I am an advocate of technical analysis trading. Continually T/A shows great promise and can have it's run of success which is why it perpetuates the notion that it does work. Then it seems just as you leverage up, it fails and wipes you out. Only to get back in sync and start working again as your account has been drained. I went thru this for many years boom and bust. Sophisticated math became my pursuit and for years. If the math wasn't complicated to the point of being a classified national security algorithm, then it was not worthy enough to pursue. That was the thought process and having exhausted all those avenues as well it was still hit and miss. Make no mistake we are not just talking about obtaining and edge to be profitable but seeking perfection of understanding price movement. Luckily some of the discovered algorithms had runs of profitability which helped to finance research and keep the discovery process alive. Finally the culprit was discovered, the one ingredient which kept poisoning the process. Math itself is thought to be perfect, then why when applied to market data did it fail. The answer is that the math was being tainted with the input of time.
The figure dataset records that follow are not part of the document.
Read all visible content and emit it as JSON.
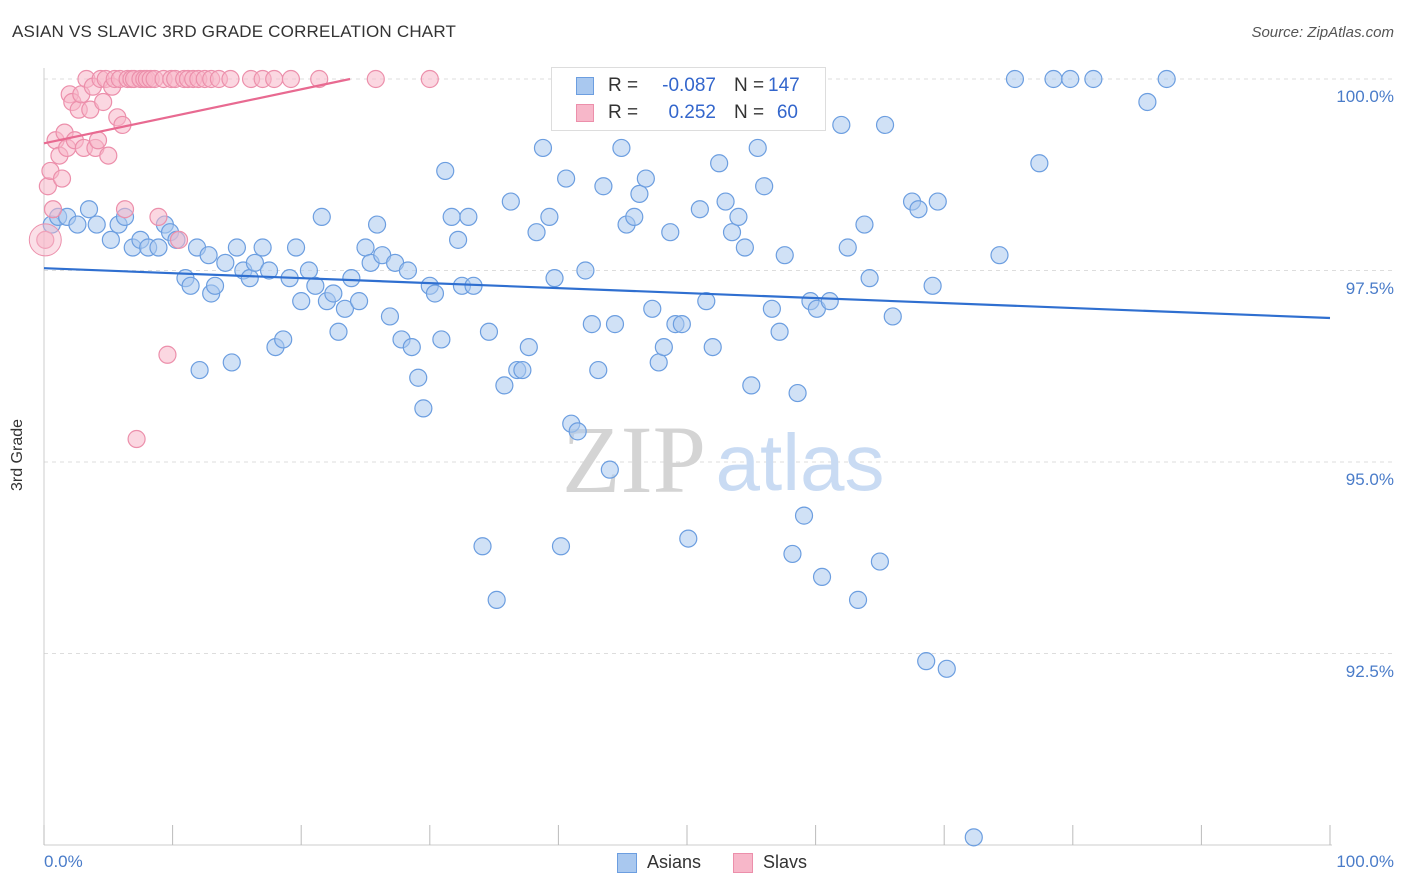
{
  "title": "ASIAN VS SLAVIC 3RD GRADE CORRELATION CHART",
  "source": "Source: ZipAtlas.com",
  "watermark": {
    "zip": "ZIP",
    "atlas": "atlas"
  },
  "colors": {
    "asian_fill": "#a9c8ef",
    "asian_stroke": "#6c9ee0",
    "asian_line": "#2f6fd0",
    "slav_fill": "#f7b7c9",
    "slav_stroke": "#ec8fab",
    "slav_line": "#e86a91",
    "grid": "#dddddd",
    "tick_text": "#4a7cc9"
  },
  "legend": {
    "rows": [
      {
        "r_label": "R =",
        "r_value": "-0.087",
        "n_label": "N =",
        "n_value": "147"
      },
      {
        "r_label": "R =",
        "r_value": "0.252",
        "n_label": "N =",
        "n_value": "60"
      }
    ]
  },
  "bottom_legend": [
    "Asians",
    "Slavs"
  ],
  "chart_data": {
    "type": "scatter",
    "title": "ASIAN VS SLAVIC 3RD GRADE CORRELATION CHART",
    "xlabel": "",
    "ylabel": "3rd Grade",
    "xlim": [
      0,
      100
    ],
    "ylim": [
      90.0,
      100.4
    ],
    "x_tick_labels": [
      "0.0%",
      "100.0%"
    ],
    "y_ticks": [
      92.5,
      95.0,
      97.5,
      100.0
    ],
    "y_tick_labels": [
      "92.5%",
      "95.0%",
      "97.5%",
      "100.0%"
    ],
    "grid": "horizontal dashed",
    "legend_position": "top-center",
    "series": [
      {
        "name": "Asians",
        "r": -0.087,
        "n": 147,
        "trend": [
          [
            0,
            97.53
          ],
          [
            100,
            96.88
          ]
        ],
        "points": [
          [
            0.6,
            98.1
          ],
          [
            1.1,
            98.2
          ],
          [
            1.8,
            98.2
          ],
          [
            2.6,
            98.1
          ],
          [
            3.5,
            98.3
          ],
          [
            4.1,
            98.1
          ],
          [
            5.2,
            97.9
          ],
          [
            5.8,
            98.1
          ],
          [
            6.3,
            98.2
          ],
          [
            6.9,
            97.8
          ],
          [
            7.5,
            97.9
          ],
          [
            8.1,
            97.8
          ],
          [
            8.9,
            97.8
          ],
          [
            9.4,
            98.1
          ],
          [
            9.8,
            98.0
          ],
          [
            10.3,
            97.9
          ],
          [
            11.0,
            97.4
          ],
          [
            11.4,
            97.3
          ],
          [
            11.9,
            97.8
          ],
          [
            12.1,
            96.2
          ],
          [
            12.8,
            97.7
          ],
          [
            13.0,
            97.2
          ],
          [
            13.3,
            97.3
          ],
          [
            14.1,
            97.6
          ],
          [
            14.6,
            96.3
          ],
          [
            15.0,
            97.8
          ],
          [
            15.5,
            97.5
          ],
          [
            16.0,
            97.4
          ],
          [
            16.4,
            97.6
          ],
          [
            17.0,
            97.8
          ],
          [
            17.5,
            97.5
          ],
          [
            18.0,
            96.5
          ],
          [
            18.6,
            96.6
          ],
          [
            19.1,
            97.4
          ],
          [
            19.6,
            97.8
          ],
          [
            20.0,
            97.1
          ],
          [
            20.6,
            97.5
          ],
          [
            21.1,
            97.3
          ],
          [
            21.6,
            98.2
          ],
          [
            22.0,
            97.1
          ],
          [
            22.5,
            97.2
          ],
          [
            22.9,
            96.7
          ],
          [
            23.4,
            97.0
          ],
          [
            23.9,
            97.4
          ],
          [
            24.5,
            97.1
          ],
          [
            25.0,
            97.8
          ],
          [
            25.4,
            97.6
          ],
          [
            25.9,
            98.1
          ],
          [
            26.3,
            97.7
          ],
          [
            26.9,
            96.9
          ],
          [
            27.3,
            97.6
          ],
          [
            27.8,
            96.6
          ],
          [
            28.3,
            97.5
          ],
          [
            28.6,
            96.5
          ],
          [
            29.1,
            96.1
          ],
          [
            29.5,
            95.7
          ],
          [
            30.0,
            97.3
          ],
          [
            30.4,
            97.2
          ],
          [
            30.9,
            96.6
          ],
          [
            31.2,
            98.8
          ],
          [
            31.7,
            98.2
          ],
          [
            32.2,
            97.9
          ],
          [
            32.5,
            97.3
          ],
          [
            33.0,
            98.2
          ],
          [
            33.4,
            97.3
          ],
          [
            34.1,
            93.9
          ],
          [
            34.6,
            96.7
          ],
          [
            35.2,
            93.2
          ],
          [
            35.8,
            96.0
          ],
          [
            36.3,
            98.4
          ],
          [
            36.8,
            96.2
          ],
          [
            37.2,
            96.2
          ],
          [
            37.7,
            96.5
          ],
          [
            38.3,
            98.0
          ],
          [
            38.8,
            99.1
          ],
          [
            39.3,
            98.2
          ],
          [
            39.7,
            97.4
          ],
          [
            40.2,
            93.9
          ],
          [
            40.6,
            98.7
          ],
          [
            41.0,
            95.5
          ],
          [
            41.5,
            95.4
          ],
          [
            42.1,
            97.5
          ],
          [
            42.6,
            96.8
          ],
          [
            43.1,
            96.2
          ],
          [
            43.5,
            98.6
          ],
          [
            44.0,
            94.9
          ],
          [
            44.4,
            96.8
          ],
          [
            44.9,
            99.1
          ],
          [
            45.3,
            98.1
          ],
          [
            45.9,
            98.2
          ],
          [
            46.3,
            98.5
          ],
          [
            46.8,
            98.7
          ],
          [
            47.3,
            97.0
          ],
          [
            47.8,
            96.3
          ],
          [
            48.2,
            96.5
          ],
          [
            48.7,
            98.0
          ],
          [
            49.1,
            96.8
          ],
          [
            49.6,
            96.8
          ],
          [
            50.1,
            94.0
          ],
          [
            51.0,
            98.3
          ],
          [
            51.5,
            97.1
          ],
          [
            52.0,
            96.5
          ],
          [
            52.5,
            98.9
          ],
          [
            53.0,
            98.4
          ],
          [
            53.5,
            98.0
          ],
          [
            54.0,
            98.2
          ],
          [
            54.5,
            97.8
          ],
          [
            55.0,
            96.0
          ],
          [
            55.5,
            99.1
          ],
          [
            56.0,
            98.6
          ],
          [
            56.6,
            97.0
          ],
          [
            57.2,
            96.7
          ],
          [
            57.6,
            97.7
          ],
          [
            58.2,
            93.8
          ],
          [
            58.6,
            95.9
          ],
          [
            59.1,
            94.3
          ],
          [
            59.6,
            97.1
          ],
          [
            60.1,
            97.0
          ],
          [
            60.5,
            93.5
          ],
          [
            61.1,
            97.1
          ],
          [
            62.0,
            99.4
          ],
          [
            62.5,
            97.8
          ],
          [
            63.3,
            93.2
          ],
          [
            63.8,
            98.1
          ],
          [
            64.2,
            97.4
          ],
          [
            65.0,
            93.7
          ],
          [
            65.4,
            99.4
          ],
          [
            66.0,
            96.9
          ],
          [
            67.5,
            98.4
          ],
          [
            68.0,
            98.3
          ],
          [
            68.6,
            92.4
          ],
          [
            69.1,
            97.3
          ],
          [
            69.5,
            98.4
          ],
          [
            70.2,
            92.3
          ],
          [
            72.3,
            90.1
          ],
          [
            74.3,
            97.7
          ],
          [
            77.4,
            98.9
          ],
          [
            75.5,
            100.0
          ],
          [
            78.5,
            100.0
          ],
          [
            79.8,
            100.0
          ],
          [
            81.6,
            100.0
          ],
          [
            85.8,
            99.7
          ],
          [
            87.3,
            100.0
          ]
        ]
      },
      {
        "name": "Slavs",
        "r": 0.252,
        "n": 60,
        "trend": [
          [
            0,
            99.16
          ],
          [
            23.8,
            100.0
          ]
        ],
        "points": [
          [
            0.1,
            97.9
          ],
          [
            0.3,
            98.6
          ],
          [
            0.5,
            98.8
          ],
          [
            0.7,
            98.3
          ],
          [
            0.9,
            99.2
          ],
          [
            1.2,
            99.0
          ],
          [
            1.4,
            98.7
          ],
          [
            1.6,
            99.3
          ],
          [
            1.8,
            99.1
          ],
          [
            2.0,
            99.8
          ],
          [
            2.2,
            99.7
          ],
          [
            2.4,
            99.2
          ],
          [
            2.7,
            99.6
          ],
          [
            2.9,
            99.8
          ],
          [
            3.1,
            99.1
          ],
          [
            3.3,
            100.0
          ],
          [
            3.6,
            99.6
          ],
          [
            3.8,
            99.9
          ],
          [
            4.0,
            99.1
          ],
          [
            4.2,
            99.2
          ],
          [
            4.4,
            100.0
          ],
          [
            4.6,
            99.7
          ],
          [
            4.8,
            100.0
          ],
          [
            5.0,
            99.0
          ],
          [
            5.3,
            99.9
          ],
          [
            5.5,
            100.0
          ],
          [
            5.7,
            99.5
          ],
          [
            5.9,
            100.0
          ],
          [
            6.1,
            99.4
          ],
          [
            6.3,
            98.3
          ],
          [
            6.5,
            100.0
          ],
          [
            6.8,
            100.0
          ],
          [
            7.0,
            100.0
          ],
          [
            7.2,
            95.3
          ],
          [
            7.5,
            100.0
          ],
          [
            7.8,
            100.0
          ],
          [
            8.0,
            100.0
          ],
          [
            8.3,
            100.0
          ],
          [
            8.6,
            100.0
          ],
          [
            8.9,
            98.2
          ],
          [
            9.3,
            100.0
          ],
          [
            9.6,
            96.4
          ],
          [
            9.9,
            100.0
          ],
          [
            10.2,
            100.0
          ],
          [
            10.5,
            97.9
          ],
          [
            10.9,
            100.0
          ],
          [
            11.2,
            100.0
          ],
          [
            11.6,
            100.0
          ],
          [
            12.0,
            100.0
          ],
          [
            12.5,
            100.0
          ],
          [
            13.0,
            100.0
          ],
          [
            13.6,
            100.0
          ],
          [
            14.5,
            100.0
          ],
          [
            16.1,
            100.0
          ],
          [
            17.0,
            100.0
          ],
          [
            17.9,
            100.0
          ],
          [
            19.2,
            100.0
          ],
          [
            21.4,
            100.0
          ],
          [
            25.8,
            100.0
          ],
          [
            30.0,
            100.0
          ]
        ]
      }
    ]
  }
}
Consider taking the time out of the data and now math can do it's job consistently. Mark
Is not time a defacto ingredient of all "plans" by the very definition of the word and reality itself?
Interestingly if one were to attempt to use a random process to predict random data, "coincidences" would be observed to appear and just as abruptly disappear open your eyes https://en.wikipedia.org/wiki/Coincidence https://en.wikipedia.org/wiki/Cherry_picking_(fallacy) https://en.wikipedia.org/wiki/Confirmation_bias https://en.wikipedia.org/wiki/Cognitive_inertia https://en.wikipedia.org/wiki/Denial https://en.wikipedia.org/wiki/Cognitive_bias_mitigation
It's not time, it's the math. Time is just the dimension in which change takes place. And the markets are constantly changing. Unless the mathematics is designed to be adaptive to market changes, it will eventually fail no matter how sophisticated it is.
Great links, I just love this one paragraph from the cognitive inertia link. One example of cognitive inertia concerns managers at the Polaroid corporation, whose belief that the company could not make money on hardware but only on consumables led them to neglect the growth in digital imaging technologies; because the trend was denied by the prevailing "mental model" of the business, the corporation failed to adapt effectively to market changes
Do not try and change the time, that's impossible. Instead, only try to realize the truth...there is no time.
I think that when time is eliminated from the display of market data we find that the data is much more stable and reveals itself nearly a constant of definable motions. Those motions cataloged can perfectly define all market movement with no surprises. Now applying math to the data we can get constant and even predictable results.